Exercise: The Key to a New You!
So you’ve had your bariatric surgery or other weight-loss procedure. Congratulations! Your surgeon has probably asked you to wait a certain number of weeks before starting to exercise. But don’t let that fool you: the key to becoming a healthy person is regular exercise. It will help keep your old weight off, and-perhaps paradoxically-you’ll find that expending energy in exercise will end up making you feel more energetic than ever!
Here are five keys that will keep your exercise routine from becoming anything but routine, and will help create and maintain the post-surgery new you!
1. What do you like doing? You may not know the answer to this question yet, as it’s probably been a long time since you exercised regularly. But take some time now to explore a number of different kinds of exercise: walking, cycling, swimming, using an elliptical machine. Find out what you like-and, just as importantly, what you don’t like. If you really aren’t happy on a bicycle, then scheduling yourself to ride one three days a week is asking for a broken commitment. Find something you enjoy instead!
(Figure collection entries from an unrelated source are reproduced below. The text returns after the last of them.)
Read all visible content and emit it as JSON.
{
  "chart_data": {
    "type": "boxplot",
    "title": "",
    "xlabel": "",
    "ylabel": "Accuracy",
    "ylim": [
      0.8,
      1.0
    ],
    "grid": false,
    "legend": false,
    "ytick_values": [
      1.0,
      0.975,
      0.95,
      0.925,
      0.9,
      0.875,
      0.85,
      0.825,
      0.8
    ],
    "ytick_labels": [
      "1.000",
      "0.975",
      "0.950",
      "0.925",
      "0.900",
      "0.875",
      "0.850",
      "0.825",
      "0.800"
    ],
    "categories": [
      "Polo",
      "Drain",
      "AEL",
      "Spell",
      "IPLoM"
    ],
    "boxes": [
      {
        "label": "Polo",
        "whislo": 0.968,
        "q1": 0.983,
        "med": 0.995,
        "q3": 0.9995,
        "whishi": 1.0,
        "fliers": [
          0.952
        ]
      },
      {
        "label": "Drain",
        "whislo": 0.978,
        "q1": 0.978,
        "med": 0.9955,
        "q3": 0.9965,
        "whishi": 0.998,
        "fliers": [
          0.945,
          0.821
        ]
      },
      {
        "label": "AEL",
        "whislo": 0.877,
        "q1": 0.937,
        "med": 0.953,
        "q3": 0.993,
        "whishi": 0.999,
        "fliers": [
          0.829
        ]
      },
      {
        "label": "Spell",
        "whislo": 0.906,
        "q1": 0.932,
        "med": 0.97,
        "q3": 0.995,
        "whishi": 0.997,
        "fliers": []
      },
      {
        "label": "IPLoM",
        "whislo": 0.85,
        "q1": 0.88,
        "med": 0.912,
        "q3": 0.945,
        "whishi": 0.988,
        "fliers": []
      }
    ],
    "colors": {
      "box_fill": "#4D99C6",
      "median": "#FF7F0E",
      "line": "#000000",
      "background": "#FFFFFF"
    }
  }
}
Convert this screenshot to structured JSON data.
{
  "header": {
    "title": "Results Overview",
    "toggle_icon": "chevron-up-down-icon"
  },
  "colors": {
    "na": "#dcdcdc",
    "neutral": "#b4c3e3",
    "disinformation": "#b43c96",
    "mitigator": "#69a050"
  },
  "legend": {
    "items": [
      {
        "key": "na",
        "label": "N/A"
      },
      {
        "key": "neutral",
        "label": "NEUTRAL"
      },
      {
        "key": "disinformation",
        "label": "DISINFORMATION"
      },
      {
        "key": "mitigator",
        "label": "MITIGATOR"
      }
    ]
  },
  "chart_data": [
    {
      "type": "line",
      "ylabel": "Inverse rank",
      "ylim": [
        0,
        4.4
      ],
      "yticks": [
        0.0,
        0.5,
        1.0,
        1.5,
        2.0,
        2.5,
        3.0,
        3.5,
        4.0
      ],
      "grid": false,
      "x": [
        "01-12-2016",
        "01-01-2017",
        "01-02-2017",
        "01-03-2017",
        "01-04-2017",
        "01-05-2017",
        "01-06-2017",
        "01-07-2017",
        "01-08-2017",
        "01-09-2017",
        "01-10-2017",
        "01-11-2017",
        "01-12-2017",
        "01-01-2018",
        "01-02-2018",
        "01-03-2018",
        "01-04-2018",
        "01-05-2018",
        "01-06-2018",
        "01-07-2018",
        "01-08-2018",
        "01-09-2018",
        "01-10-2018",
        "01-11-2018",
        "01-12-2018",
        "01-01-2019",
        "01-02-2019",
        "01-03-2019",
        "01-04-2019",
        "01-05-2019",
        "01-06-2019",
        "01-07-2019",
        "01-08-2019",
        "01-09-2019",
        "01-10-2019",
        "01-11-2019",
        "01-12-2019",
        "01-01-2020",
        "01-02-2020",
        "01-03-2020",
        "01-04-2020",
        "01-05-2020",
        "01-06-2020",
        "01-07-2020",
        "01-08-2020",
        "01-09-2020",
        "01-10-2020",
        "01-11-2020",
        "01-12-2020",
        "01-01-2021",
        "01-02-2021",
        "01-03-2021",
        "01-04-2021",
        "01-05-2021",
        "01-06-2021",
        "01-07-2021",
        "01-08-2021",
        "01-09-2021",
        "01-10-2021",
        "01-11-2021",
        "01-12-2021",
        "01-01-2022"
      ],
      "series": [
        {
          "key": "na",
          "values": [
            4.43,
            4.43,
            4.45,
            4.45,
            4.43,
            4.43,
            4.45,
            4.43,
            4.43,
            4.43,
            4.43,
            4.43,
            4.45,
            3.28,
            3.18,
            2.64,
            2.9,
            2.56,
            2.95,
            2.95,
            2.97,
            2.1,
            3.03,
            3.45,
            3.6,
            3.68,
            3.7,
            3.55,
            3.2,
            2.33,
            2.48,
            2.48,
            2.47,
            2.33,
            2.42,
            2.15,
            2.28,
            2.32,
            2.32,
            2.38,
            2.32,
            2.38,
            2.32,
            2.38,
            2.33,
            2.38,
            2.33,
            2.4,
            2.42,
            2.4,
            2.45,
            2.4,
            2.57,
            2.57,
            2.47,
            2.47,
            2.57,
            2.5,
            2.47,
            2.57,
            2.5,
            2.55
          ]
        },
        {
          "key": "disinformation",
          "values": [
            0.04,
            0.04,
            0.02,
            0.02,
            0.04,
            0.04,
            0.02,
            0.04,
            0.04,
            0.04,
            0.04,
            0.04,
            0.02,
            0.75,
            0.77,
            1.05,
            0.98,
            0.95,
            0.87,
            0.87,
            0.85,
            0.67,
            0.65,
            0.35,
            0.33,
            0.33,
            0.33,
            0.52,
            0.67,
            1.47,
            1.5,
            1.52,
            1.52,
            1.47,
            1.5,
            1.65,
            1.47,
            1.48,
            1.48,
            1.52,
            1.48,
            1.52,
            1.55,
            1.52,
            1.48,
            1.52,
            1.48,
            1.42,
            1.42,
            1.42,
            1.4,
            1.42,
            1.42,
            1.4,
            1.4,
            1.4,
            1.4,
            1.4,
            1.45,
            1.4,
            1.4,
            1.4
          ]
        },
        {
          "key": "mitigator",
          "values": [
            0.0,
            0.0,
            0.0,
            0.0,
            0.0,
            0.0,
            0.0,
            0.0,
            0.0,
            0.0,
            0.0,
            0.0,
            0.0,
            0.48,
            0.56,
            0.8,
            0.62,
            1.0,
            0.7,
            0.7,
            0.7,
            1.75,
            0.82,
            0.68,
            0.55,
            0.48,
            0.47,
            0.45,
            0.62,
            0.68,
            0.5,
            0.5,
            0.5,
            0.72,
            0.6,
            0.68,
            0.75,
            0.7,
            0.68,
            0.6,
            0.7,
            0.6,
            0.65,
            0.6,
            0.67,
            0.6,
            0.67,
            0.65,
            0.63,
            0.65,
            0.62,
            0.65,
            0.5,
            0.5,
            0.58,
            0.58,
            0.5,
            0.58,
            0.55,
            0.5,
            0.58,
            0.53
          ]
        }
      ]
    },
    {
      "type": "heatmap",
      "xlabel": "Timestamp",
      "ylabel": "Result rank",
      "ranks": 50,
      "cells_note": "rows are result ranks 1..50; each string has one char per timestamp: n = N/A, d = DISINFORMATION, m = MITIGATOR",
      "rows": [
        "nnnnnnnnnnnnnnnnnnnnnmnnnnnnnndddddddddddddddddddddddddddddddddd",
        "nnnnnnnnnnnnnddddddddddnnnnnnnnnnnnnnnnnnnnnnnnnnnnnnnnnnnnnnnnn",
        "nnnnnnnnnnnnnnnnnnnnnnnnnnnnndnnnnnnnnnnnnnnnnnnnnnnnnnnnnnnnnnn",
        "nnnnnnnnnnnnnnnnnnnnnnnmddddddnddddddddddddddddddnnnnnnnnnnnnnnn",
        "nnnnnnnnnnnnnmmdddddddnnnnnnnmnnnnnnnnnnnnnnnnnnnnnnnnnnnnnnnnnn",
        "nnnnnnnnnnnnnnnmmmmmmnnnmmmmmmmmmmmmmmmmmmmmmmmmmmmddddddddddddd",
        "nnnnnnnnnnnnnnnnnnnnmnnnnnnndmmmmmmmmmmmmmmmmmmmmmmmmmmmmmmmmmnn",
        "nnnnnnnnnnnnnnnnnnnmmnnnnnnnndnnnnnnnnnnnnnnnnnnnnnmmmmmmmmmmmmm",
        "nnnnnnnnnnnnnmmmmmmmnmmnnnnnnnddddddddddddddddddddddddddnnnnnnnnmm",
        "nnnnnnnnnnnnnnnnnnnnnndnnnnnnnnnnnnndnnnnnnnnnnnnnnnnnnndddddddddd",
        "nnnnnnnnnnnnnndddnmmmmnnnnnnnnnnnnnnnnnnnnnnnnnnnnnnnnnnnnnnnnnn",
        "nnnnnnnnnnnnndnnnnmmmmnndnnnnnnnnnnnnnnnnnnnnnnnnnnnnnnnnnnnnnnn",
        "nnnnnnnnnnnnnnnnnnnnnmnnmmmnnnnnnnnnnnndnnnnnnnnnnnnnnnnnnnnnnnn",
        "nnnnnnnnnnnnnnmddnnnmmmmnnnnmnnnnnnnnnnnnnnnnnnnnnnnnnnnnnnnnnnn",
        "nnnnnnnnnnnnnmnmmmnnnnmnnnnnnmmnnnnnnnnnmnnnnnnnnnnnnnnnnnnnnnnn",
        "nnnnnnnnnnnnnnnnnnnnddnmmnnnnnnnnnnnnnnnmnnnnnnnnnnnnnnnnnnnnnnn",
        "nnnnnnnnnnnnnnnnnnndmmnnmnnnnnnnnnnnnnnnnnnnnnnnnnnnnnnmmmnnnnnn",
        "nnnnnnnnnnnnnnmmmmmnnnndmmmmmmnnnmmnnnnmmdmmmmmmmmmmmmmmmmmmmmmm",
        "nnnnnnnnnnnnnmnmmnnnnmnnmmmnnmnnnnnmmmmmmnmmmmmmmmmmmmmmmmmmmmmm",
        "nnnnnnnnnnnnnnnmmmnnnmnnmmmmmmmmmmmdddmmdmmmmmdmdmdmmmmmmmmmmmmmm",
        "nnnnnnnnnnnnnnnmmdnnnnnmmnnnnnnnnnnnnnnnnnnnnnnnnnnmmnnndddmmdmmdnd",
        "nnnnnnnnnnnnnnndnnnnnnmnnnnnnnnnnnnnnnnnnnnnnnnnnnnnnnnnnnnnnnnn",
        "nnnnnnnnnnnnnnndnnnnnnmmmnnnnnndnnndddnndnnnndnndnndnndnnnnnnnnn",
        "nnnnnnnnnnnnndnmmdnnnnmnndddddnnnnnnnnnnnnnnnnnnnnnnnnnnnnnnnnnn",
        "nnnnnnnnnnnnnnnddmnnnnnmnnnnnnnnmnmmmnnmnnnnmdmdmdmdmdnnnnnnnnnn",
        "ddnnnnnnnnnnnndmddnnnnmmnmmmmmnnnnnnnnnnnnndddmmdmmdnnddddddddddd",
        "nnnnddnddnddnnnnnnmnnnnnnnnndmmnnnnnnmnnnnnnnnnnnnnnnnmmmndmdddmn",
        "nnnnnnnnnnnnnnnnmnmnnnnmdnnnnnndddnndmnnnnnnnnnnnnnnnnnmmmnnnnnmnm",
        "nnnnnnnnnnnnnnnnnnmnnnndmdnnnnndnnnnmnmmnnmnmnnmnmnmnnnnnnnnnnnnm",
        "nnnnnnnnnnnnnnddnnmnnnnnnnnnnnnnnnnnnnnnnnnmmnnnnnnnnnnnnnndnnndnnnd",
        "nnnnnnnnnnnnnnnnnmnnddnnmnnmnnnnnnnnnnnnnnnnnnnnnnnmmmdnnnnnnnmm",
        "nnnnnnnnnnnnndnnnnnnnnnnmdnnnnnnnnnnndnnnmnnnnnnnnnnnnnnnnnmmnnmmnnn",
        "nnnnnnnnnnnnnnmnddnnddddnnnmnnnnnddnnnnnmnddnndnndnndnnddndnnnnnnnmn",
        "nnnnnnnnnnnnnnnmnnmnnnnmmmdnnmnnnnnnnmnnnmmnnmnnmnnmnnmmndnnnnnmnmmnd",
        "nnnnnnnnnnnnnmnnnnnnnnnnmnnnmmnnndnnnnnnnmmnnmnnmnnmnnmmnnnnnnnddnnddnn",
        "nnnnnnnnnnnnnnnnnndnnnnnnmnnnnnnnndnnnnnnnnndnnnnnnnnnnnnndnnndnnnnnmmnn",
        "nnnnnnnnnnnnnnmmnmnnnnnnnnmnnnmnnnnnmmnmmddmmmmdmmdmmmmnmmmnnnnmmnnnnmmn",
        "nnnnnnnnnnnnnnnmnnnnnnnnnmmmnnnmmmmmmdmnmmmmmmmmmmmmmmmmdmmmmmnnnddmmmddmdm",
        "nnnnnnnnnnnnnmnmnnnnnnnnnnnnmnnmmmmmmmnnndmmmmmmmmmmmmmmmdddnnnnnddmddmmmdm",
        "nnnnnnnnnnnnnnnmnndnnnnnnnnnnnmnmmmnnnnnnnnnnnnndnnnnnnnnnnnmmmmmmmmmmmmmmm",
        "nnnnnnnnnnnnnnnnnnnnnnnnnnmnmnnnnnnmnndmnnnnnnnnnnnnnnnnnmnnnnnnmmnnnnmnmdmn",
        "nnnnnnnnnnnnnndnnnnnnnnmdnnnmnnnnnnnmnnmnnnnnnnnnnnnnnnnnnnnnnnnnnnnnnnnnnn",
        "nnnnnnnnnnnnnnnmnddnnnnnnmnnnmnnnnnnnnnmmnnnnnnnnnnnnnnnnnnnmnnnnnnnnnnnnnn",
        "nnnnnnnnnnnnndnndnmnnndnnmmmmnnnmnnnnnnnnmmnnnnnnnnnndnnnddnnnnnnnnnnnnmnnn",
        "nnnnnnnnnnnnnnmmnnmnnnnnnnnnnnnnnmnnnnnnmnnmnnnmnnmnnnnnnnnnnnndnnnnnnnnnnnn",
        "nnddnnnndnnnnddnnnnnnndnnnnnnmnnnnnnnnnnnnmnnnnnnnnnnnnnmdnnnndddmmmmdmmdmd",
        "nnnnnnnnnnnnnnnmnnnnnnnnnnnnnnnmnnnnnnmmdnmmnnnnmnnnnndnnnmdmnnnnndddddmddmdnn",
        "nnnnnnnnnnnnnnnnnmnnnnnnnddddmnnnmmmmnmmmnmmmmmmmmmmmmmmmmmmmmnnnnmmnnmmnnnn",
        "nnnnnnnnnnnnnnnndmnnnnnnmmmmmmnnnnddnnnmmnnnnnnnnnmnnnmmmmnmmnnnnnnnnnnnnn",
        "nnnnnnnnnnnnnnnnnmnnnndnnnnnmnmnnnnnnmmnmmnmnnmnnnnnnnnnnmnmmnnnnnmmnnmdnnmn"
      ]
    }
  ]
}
2. Set both short-term and long-term goals. Have you always wanted to run in a marathon, but thought your obesity would keep you from it? That’s a fine goal, but not for the first few post-operative months! Set smaller goals that you can accomplish weekly and monthly instead. Decide to run for half an hour, and increase it slowly. The last thing you want to do is injure yourself-or get discouraged!
3. Stay motivated! Talking of getting discouraged-it’s easy to do. Stay motivated by keeping photographs of yourself pre-surgery around. Now find a photo of the kind of body you hope to achieve. Consult them regularly for motivation. Also consider short-term rewards for regular exercise. Since you’re losing weight, new clothing might work quite well!
4. Take your time. This means two things: don’t rush your exercise routine (see the notes about running a marathon, above), and also create time in your schedule for exercise. It’s very easy to tell yourself that you just don’t have time for it today, you’ll do it tomorrow … and chances are that “tomorrow” never comes. This is your commitment to your life and to your health. Schedule it in as strictly as you would a business meeting!
5. Exercise when you’re not “exercising.” Remember that incorporating more exercise in every daily routine is going to help build your strength and endurance. Don’t look for the closest parking places: park your car in such a way that you’ll need to walk to your destination. Take the stairs whenever possible rather than using the lift. Perhaps you can do a few crunches while watching television. Arrange to meet friends for walks rather than for tea.
You’re changing your life, and it’s not going to be easy by any means. But just following these simple steps will help you become more mindful of what you need to do to take care of the new you!